If you don’t fight like hell, you’re not going to have a country anymore.

Don’t let your eyes fool you, in other words. The civil warriors who took this base are not the aggressor here. They are besieged patriots, defending their country against tyranny.

Can’t you see?

Nothing is what it seems.

The tall clown raises his Luger.

“Wait,” says Felix. “We’re sovereign citizens. Born without documents to right-minded people. Free men.”

“Anti-government?”

“Why do you think we’re in cuffs?”

The tall clown swings his rifle over to the Prophet.

“What about you?”

The Prophet squints into the last rays of the sunset, the sky scorched and bloody.

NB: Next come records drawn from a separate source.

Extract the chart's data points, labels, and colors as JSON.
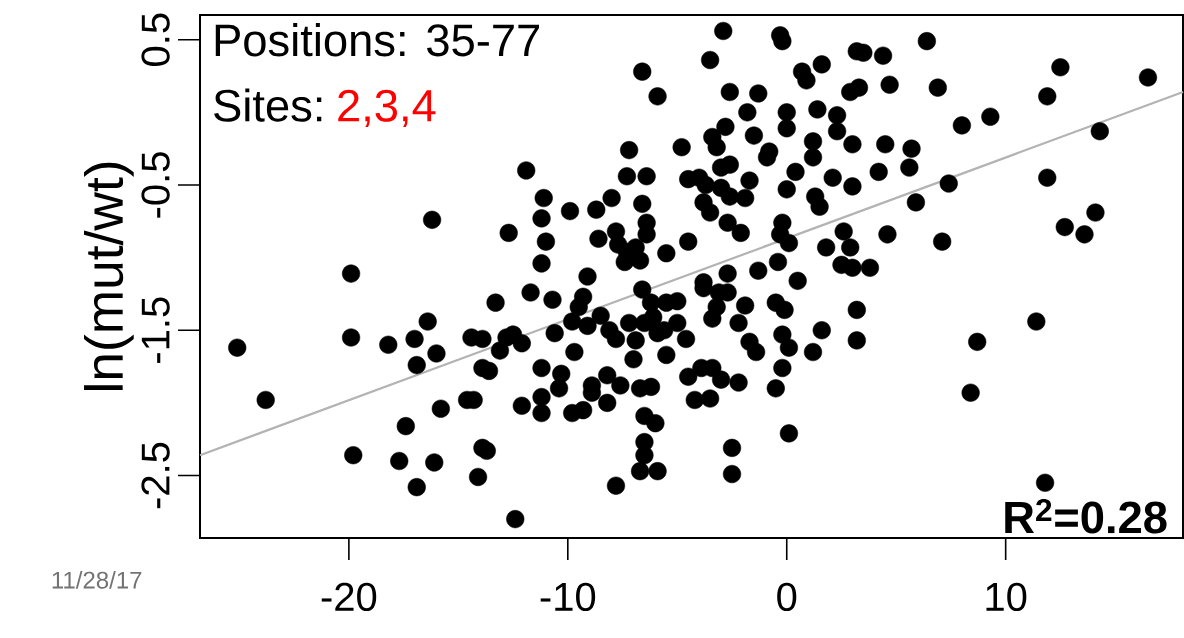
{
  "chart_data": {
    "type": "scatter",
    "ylabel": "ln(mut/wt)",
    "annotations": [
      "Positions: 35-77",
      "Sites:",
      "2,3,4",
      "R$^{2}$=0.28",
      "11/28/17"
    ],
    "xlim": [
      -26.8,
      18.1
    ],
    "ylim": [
      -2.93,
      0.67
    ],
    "xticks": [
      -20,
      -10,
      0,
      10
    ],
    "yticks": [
      0.5,
      -0.5,
      -1.5,
      -2.5
    ],
    "series": [
      {
        "color": "#000000",
        "marker": "circle",
        "x": [
          -25.1,
          -23.8,
          -19.9,
          -19.8,
          -19.9,
          -18.2,
          -17.0,
          -16.4,
          -16.0,
          -16.9,
          -13.3,
          -14.4,
          -13.9,
          -13.9,
          -13.6,
          -14.6,
          -14.3,
          -15.8,
          -17.4,
          -17.7,
          -16.9,
          -16.1,
          -14.1,
          -13.9,
          -13.7,
          -12.4,
          -12.8,
          -12.5,
          -13.1,
          -12.1,
          -12.1,
          -11.7,
          -16.2,
          -12.7,
          -11.9,
          -2.9,
          -0.3,
          -0.2,
          -6.6,
          -5.9,
          -3.5,
          -2.6,
          -1.3,
          -1.8,
          -2.8,
          -3.4,
          -3.2,
          0.0,
          0.0,
          1.4,
          2.3,
          2.3,
          3.0,
          0.7,
          1.6,
          0.9,
          2.9,
          3.2,
          -1.5,
          -0.8,
          -0.9,
          1.2,
          1.2,
          0.4,
          2.1,
          3.0,
          0.0,
          -4.8,
          -7.2,
          -7.3,
          -6.4,
          -4.5,
          -4.0,
          -3.7,
          -3.0,
          -2.6,
          -3.0,
          -2.6,
          -1.9,
          -1.7,
          -3.8,
          -3.5,
          1.3,
          1.5,
          -11.1,
          -11.2,
          -11.0,
          -11.2,
          -9.9,
          -8.7,
          -8.0,
          -6.6,
          -6.4,
          -6.4,
          -8.6,
          -7.8,
          -7.7,
          -7.3,
          -6.9,
          -7.4,
          -6.7,
          -5.5,
          -4.5,
          -2.7,
          -2.1,
          -0.2,
          -0.3,
          0.1,
          -0.4,
          1.8,
          2.6,
          2.9,
          2.5,
          3.0,
          -9.1,
          -2.7,
          -1.3,
          0.5,
          -3.8,
          3.5,
          4.4,
          6.4,
          3.3,
          4.7,
          6.9,
          12.5,
          16.5,
          11.9,
          8.0,
          9.3,
          14.3,
          4.5,
          5.7,
          5.6,
          4.2,
          7.4,
          11.9,
          5.9,
          4.6,
          7.1,
          3.8,
          14.1,
          12.7,
          13.6,
          -10.7,
          -9.3,
          -9.5,
          -9.8,
          -10.6,
          -9.1,
          -8.5,
          -6.6,
          -6.2,
          -5.5,
          -5.0,
          -7.2,
          -6.5,
          -6.1,
          -5.9,
          -5.6,
          -5.0,
          -4.6,
          -8.1,
          -7.8,
          -6.9,
          -5.5,
          -7.0,
          -9.7,
          -3.8,
          -3.1,
          -2.7,
          -3.2,
          -3.4,
          -2.2,
          -1.9,
          -0.5,
          -0.1,
          -1.7,
          -1.4,
          -0.2,
          0.1,
          1.6,
          1.2,
          3.2,
          3.2,
          -0.2,
          -0.5,
          -2.2,
          -3.0,
          -4.5,
          -3.9,
          -3.4,
          -4.2,
          -3.5,
          -11.2,
          -10.3,
          -10.4,
          -11.2,
          -11.2,
          -9.8,
          -9.3,
          -8.9,
          -8.9,
          -8.2,
          -7.6,
          -8.2,
          -6.7,
          -6.2,
          -6.5,
          -6.0,
          -6.5,
          -6.5,
          -6.7,
          -5.9,
          -7.8,
          -2.5,
          -2.5,
          0.1,
          8.7,
          11.4,
          8.4,
          11.8
        ],
        "values": [
          -1.62,
          -1.98,
          -1.55,
          -2.36,
          -1.11,
          -1.6,
          -1.56,
          -1.44,
          -1.66,
          -1.74,
          -1.31,
          -1.55,
          -1.56,
          -1.76,
          -1.78,
          -1.98,
          -1.98,
          -2.04,
          -2.16,
          -2.4,
          -2.58,
          -2.41,
          -2.51,
          -2.31,
          -2.33,
          -2.8,
          -1.55,
          -1.53,
          -1.64,
          -1.59,
          -2.02,
          -1.24,
          -0.74,
          -0.83,
          -0.4,
          0.56,
          0.53,
          0.49,
          0.28,
          0.11,
          0.36,
          0.14,
          0.13,
          0.0,
          -0.1,
          -0.17,
          -0.24,
          0.0,
          -0.11,
          0.02,
          -0.02,
          -0.13,
          -0.22,
          0.28,
          0.33,
          0.22,
          0.14,
          0.42,
          -0.16,
          -0.27,
          -0.31,
          -0.2,
          -0.31,
          -0.41,
          -0.45,
          -0.51,
          -0.53,
          -0.24,
          -0.26,
          -0.44,
          -0.44,
          -0.46,
          -0.45,
          -0.5,
          -0.38,
          -0.36,
          -0.52,
          -0.58,
          -0.59,
          -0.47,
          -0.62,
          -0.69,
          -0.58,
          -0.65,
          -0.59,
          -0.73,
          -0.89,
          -1.04,
          -0.68,
          -0.67,
          -0.59,
          -0.63,
          -0.76,
          -0.84,
          -0.87,
          -0.82,
          -0.91,
          -0.96,
          -0.93,
          -1.03,
          -1.02,
          -0.97,
          -0.89,
          -0.76,
          -0.83,
          -0.76,
          -0.84,
          -0.9,
          -1.03,
          -0.93,
          -0.82,
          -0.93,
          -1.05,
          -1.07,
          -1.13,
          -1.11,
          -1.09,
          -1.16,
          -1.17,
          0.41,
          0.39,
          0.49,
          0.17,
          0.19,
          0.17,
          0.31,
          0.24,
          0.11,
          -0.09,
          -0.03,
          -0.13,
          -0.22,
          -0.25,
          -0.38,
          -0.41,
          -0.49,
          -0.45,
          -0.62,
          -0.84,
          -0.89,
          -1.07,
          -0.69,
          -0.79,
          -0.84,
          -1.29,
          -1.27,
          -1.34,
          -1.44,
          -1.52,
          -1.47,
          -1.4,
          -1.22,
          -1.31,
          -1.31,
          -1.3,
          -1.45,
          -1.45,
          -1.41,
          -1.52,
          -1.5,
          -1.45,
          -1.56,
          -1.5,
          -1.56,
          -1.57,
          -1.67,
          -1.7,
          -1.65,
          -1.21,
          -1.24,
          -1.24,
          -1.34,
          -1.42,
          -1.45,
          -1.33,
          -1.31,
          -1.36,
          -1.58,
          -1.65,
          -1.53,
          -1.62,
          -1.5,
          -1.65,
          -1.36,
          -1.57,
          -1.76,
          -1.9,
          -1.86,
          -1.84,
          -1.82,
          -1.76,
          -1.76,
          -1.98,
          -1.97,
          -1.76,
          -1.8,
          -1.9,
          -1.96,
          -2.07,
          -2.07,
          -2.05,
          -1.88,
          -1.93,
          -1.81,
          -1.88,
          -2.0,
          -1.9,
          -1.89,
          -2.09,
          -2.14,
          -2.27,
          -2.36,
          -2.47,
          -2.47,
          -2.57,
          -2.31,
          -2.49,
          -2.21,
          -1.58,
          -1.44,
          -1.93,
          -2.55
        ]
      },
      {
        "type": "line",
        "color": "#b3b3b3",
        "marker": "none",
        "x": [
          -26.8,
          18.1
        ],
        "values": [
          -2.36,
          0.14
        ]
      }
    ]
  }
}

“Are you familiar,” he says, “with the painting Saturn Devouring His Son by Francisco Goya? You’ve seen it probably. If not in real life, then in a dream. In the painting Saturn, the father, is a giant. His eyes are wild as he holds his boy’s limp, naked body aloft. There’s blood on his mouth, the child’s torso at his lips. He’s already eaten his son’s head and his right arm. What he holds in his hand now is a corpse.”

Felix puts his hand on the Prophet’s arm—Jesus, stop talking—but the Prophet continues.

“We’re the next children in line, waiting to be devoured.”

The tall clown looks at Felix. “So he’s the crazy one?”

Felix can barely feel his hands anymore, the cuffs are biting so deep. “Can you get these cuffs off, brother?” he says. “They’re killing me.”

The tall clown studies him, then nods to the heavyset clown, who goes over to the dead agents, searching their pockets. When he finds the key, he holds it up, as if saying, Where’s my prize? Then he comes over and sets Felix and the Prophet loose. Felix rubs his bruised wrists, shakes his hands, trying to get the feeling back.

“What’s your name, kid?” says the tall clown.

Felix thinks about that. “Samson,” he says, “Samson DeWitt.”

“No shit?” says an older founding father in the background, who wears his gray hair in pigtail braids like Willie Nelson. He comes forward.

“I did time with Avon DeWitt a few years back. Any relation?”

Felix, now Samson once more, nods. “He’s my father.”

Willie Nelson turns to the tall clown. “His dad’s good people,” he says, “solid.”

The tall clown takes a drag on his cigarette, looks at the Prophet. “What about your dad? Is he good people?”

“My father killed my mother in the kitchen with a shovel,” says the Prophet, “and then shot himself in the head.”

The tall clown smiles. “Epic,” he says.

Felix squints into the falling darkness. “Who are you guys?”

“We are War Boys,” shouts the oldest ash-white teen.

“War Boys!” shout the others.

Samson looks at the Prophet. He has heard that shout somewhere before. In the streets? On the news? Or wait, could it be from a movie? It is. It’s Mad Max. It’s the post-apocalypse. Aqua cola and the blood bag from the bullet farm.

WITNESS ME!

The War Boys take Felix and the Prophet to a low building, where a mix of soldiers and militia carry out the bodies of dead air force officers and lay them on the ground. Inside, they find six air force cadets hanging from the rafters, killed in the night by their own hand. This is what made the base so easy to take. The anarchy of self-sabotage, suicide as the body’s way of turning on itself.